Lysol, with, its gleaming branding and corporate-backed promises, represents the deeply entrenched capitalist system that continually sacrifices our planet's health for profit. The same system that, while promising cleanliness, floods our ecosystems with pollutants and fills the pockets of multinational corporations. It kills 99.9 per cent of the germs with sheer brutality, embodying the capitalist machinations that prioritize immediate purification over organic coexistence—neatly packaged in a convenient spray bottle.
On the other side stands vinegar, humble and unpretentious, a symbol of resistance against corporate hegemony. A testament to sustainable choices and the undeniable proof that we don't need multinational conglomerates to dictate our cleanliness norms. The preference for vinegar is a stand against the blind consumerism that's been thrust upon us. It's an act of rebellion, aligning with the worldwide calls for urgent climate action and a break from the chains of profit-driven environmental apathy.
But let's take a moment to pan out from this microcosm of the most important battle in our kitchen’s history and consider the bigger picture. The truth is, while we wrestle with the ideological implications of our kitchen spray bottle, the world faces challenges of an immensely greater magnitude. Our kitchen skirmishes pale in comparison to the global movement for decolonization and immediate action on climate change. It's crucial to remember that, in the grander scheme, the battle over a Lysol bottle or vinegar solution is just that—a bottle in our kitchen where we need a cleaning spray in a housing collective of eight.

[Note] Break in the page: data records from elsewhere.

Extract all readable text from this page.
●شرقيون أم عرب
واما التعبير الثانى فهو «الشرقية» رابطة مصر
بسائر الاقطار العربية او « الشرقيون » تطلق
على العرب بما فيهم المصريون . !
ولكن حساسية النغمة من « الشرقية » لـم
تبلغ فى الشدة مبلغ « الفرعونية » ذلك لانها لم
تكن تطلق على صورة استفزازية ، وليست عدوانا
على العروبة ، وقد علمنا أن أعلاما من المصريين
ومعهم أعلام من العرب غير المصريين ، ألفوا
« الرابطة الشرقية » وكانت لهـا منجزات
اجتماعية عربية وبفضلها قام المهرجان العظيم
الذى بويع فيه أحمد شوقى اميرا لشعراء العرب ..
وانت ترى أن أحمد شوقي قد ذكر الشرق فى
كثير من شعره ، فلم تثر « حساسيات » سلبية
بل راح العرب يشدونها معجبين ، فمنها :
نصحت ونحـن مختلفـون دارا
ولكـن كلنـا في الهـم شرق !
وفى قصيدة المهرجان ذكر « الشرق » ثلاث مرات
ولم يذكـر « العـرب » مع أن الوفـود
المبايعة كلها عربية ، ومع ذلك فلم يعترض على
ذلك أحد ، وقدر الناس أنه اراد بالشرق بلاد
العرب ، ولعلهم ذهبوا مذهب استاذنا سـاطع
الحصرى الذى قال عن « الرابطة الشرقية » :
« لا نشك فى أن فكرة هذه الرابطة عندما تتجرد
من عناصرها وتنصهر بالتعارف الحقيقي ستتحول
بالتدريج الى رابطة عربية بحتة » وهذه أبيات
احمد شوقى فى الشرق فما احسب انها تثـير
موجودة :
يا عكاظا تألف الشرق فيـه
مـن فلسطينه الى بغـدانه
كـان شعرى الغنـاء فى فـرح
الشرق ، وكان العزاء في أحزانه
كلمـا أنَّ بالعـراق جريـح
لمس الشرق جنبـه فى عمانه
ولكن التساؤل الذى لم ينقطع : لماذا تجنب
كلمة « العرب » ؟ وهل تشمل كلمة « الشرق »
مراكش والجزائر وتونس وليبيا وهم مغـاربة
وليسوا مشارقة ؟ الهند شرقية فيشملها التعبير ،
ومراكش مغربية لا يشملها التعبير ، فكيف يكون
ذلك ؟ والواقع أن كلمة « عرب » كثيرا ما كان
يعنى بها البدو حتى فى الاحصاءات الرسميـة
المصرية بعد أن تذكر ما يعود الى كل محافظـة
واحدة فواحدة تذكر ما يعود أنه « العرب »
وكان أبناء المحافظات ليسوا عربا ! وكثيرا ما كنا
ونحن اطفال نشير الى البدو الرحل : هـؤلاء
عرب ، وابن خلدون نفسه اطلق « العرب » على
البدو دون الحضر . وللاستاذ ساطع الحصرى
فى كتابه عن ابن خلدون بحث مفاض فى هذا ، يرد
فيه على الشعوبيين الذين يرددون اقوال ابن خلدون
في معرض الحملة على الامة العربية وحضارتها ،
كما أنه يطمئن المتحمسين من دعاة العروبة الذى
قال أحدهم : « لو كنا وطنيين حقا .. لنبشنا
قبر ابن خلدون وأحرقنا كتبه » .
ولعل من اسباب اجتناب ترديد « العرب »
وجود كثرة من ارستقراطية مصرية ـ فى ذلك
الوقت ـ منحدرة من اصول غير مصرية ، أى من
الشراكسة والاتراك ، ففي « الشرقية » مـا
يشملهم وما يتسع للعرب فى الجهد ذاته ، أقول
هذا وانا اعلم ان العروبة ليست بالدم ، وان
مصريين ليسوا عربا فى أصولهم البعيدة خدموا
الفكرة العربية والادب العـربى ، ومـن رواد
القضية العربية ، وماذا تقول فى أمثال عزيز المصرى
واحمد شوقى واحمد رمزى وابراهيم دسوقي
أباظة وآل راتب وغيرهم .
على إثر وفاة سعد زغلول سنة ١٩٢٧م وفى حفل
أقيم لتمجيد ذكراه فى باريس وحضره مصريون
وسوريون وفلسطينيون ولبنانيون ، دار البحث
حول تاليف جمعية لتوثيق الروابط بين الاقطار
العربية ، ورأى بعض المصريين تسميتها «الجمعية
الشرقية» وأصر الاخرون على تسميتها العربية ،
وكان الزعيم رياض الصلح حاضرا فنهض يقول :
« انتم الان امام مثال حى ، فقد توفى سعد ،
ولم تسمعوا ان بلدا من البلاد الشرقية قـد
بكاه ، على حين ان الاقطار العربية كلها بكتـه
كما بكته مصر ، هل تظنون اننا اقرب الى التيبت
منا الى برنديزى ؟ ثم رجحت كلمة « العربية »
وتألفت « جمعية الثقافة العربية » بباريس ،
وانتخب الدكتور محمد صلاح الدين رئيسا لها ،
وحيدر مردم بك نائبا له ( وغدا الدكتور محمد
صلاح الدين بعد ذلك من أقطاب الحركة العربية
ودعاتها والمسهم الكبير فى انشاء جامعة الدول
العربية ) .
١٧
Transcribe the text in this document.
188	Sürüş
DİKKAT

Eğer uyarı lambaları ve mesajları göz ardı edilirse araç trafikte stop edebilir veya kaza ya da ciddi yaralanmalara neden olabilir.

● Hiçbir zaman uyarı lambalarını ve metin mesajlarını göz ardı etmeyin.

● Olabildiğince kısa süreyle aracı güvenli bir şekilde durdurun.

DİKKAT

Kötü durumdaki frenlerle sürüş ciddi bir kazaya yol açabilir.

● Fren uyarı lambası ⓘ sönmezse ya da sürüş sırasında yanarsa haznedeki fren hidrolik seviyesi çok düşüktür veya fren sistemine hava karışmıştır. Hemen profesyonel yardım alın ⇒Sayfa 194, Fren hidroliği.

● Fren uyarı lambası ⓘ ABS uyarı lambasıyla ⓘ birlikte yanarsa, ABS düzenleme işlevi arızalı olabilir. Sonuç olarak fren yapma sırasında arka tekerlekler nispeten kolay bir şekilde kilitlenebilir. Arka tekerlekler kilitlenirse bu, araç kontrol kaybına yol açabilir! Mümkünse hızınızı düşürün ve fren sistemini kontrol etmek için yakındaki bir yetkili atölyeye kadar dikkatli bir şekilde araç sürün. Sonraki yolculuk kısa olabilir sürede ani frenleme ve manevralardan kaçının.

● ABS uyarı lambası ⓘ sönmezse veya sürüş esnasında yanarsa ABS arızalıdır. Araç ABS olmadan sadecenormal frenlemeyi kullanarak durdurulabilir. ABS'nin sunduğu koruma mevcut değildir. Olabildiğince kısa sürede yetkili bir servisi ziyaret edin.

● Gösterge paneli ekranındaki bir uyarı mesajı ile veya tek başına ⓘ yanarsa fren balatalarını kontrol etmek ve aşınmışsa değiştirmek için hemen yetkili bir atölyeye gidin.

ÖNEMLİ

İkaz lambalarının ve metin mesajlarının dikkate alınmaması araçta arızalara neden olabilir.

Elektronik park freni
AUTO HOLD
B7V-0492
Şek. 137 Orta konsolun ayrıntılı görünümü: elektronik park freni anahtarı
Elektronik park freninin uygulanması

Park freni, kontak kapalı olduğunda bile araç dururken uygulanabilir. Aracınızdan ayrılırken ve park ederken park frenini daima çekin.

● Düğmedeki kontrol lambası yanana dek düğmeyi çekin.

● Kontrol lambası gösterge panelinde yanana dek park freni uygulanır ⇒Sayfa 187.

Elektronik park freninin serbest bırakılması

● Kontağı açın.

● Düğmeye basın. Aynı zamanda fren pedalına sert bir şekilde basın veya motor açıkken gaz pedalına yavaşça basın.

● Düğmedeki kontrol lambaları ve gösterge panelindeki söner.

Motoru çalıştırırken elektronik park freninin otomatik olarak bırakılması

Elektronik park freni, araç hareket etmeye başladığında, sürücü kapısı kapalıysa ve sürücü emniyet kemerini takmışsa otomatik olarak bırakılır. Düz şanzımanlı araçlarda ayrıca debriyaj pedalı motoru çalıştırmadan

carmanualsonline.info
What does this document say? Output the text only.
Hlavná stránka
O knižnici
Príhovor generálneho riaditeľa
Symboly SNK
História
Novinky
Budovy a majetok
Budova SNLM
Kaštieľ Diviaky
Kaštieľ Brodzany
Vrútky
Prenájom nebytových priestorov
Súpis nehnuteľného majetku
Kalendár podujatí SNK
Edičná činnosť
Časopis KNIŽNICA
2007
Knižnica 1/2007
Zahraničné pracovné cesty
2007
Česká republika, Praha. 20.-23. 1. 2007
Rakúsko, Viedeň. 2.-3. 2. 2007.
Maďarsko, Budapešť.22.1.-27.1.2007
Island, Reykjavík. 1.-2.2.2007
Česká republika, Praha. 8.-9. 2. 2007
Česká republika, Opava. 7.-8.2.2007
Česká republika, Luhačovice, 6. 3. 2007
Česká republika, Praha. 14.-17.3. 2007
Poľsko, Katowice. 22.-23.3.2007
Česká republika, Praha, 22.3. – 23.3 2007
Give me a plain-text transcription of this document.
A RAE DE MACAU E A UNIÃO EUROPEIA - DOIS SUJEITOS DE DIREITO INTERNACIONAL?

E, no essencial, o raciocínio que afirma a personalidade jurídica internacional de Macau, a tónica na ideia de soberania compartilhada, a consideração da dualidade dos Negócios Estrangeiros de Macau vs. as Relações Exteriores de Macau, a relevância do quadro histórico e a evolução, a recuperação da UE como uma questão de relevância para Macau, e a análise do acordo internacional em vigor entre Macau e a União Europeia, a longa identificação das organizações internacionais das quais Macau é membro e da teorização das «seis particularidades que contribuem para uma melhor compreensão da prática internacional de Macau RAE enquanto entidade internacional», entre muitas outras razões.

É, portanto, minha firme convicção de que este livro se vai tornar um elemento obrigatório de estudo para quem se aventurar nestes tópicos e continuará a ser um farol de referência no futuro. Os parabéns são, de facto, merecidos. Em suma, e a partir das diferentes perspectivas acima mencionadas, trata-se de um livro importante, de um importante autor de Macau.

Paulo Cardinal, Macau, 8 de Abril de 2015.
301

Enter the two-bottle solution. The agreement is not a grand compromise between two world views, but rather is a gentle reminder of perspective. It nudges us to remember that all eight of us must find the best way to complete chores that accommodate all of our preferences. We can find convergence in our interconnected, often complex realities. While we should certainly remain anchored in our broader convictions, there are moments to select our battles judiciously. History, both within our queer collective and on grander stages, showcases the perils of rigid stances. The two-bottle solution in our shared space is a testament that there is a solution for everything, as long as we’re willing to listen.
I hope that as these two bottles coexist together, they will become a metaphor of our parallel harmonies. Long live our collective and cleanliness.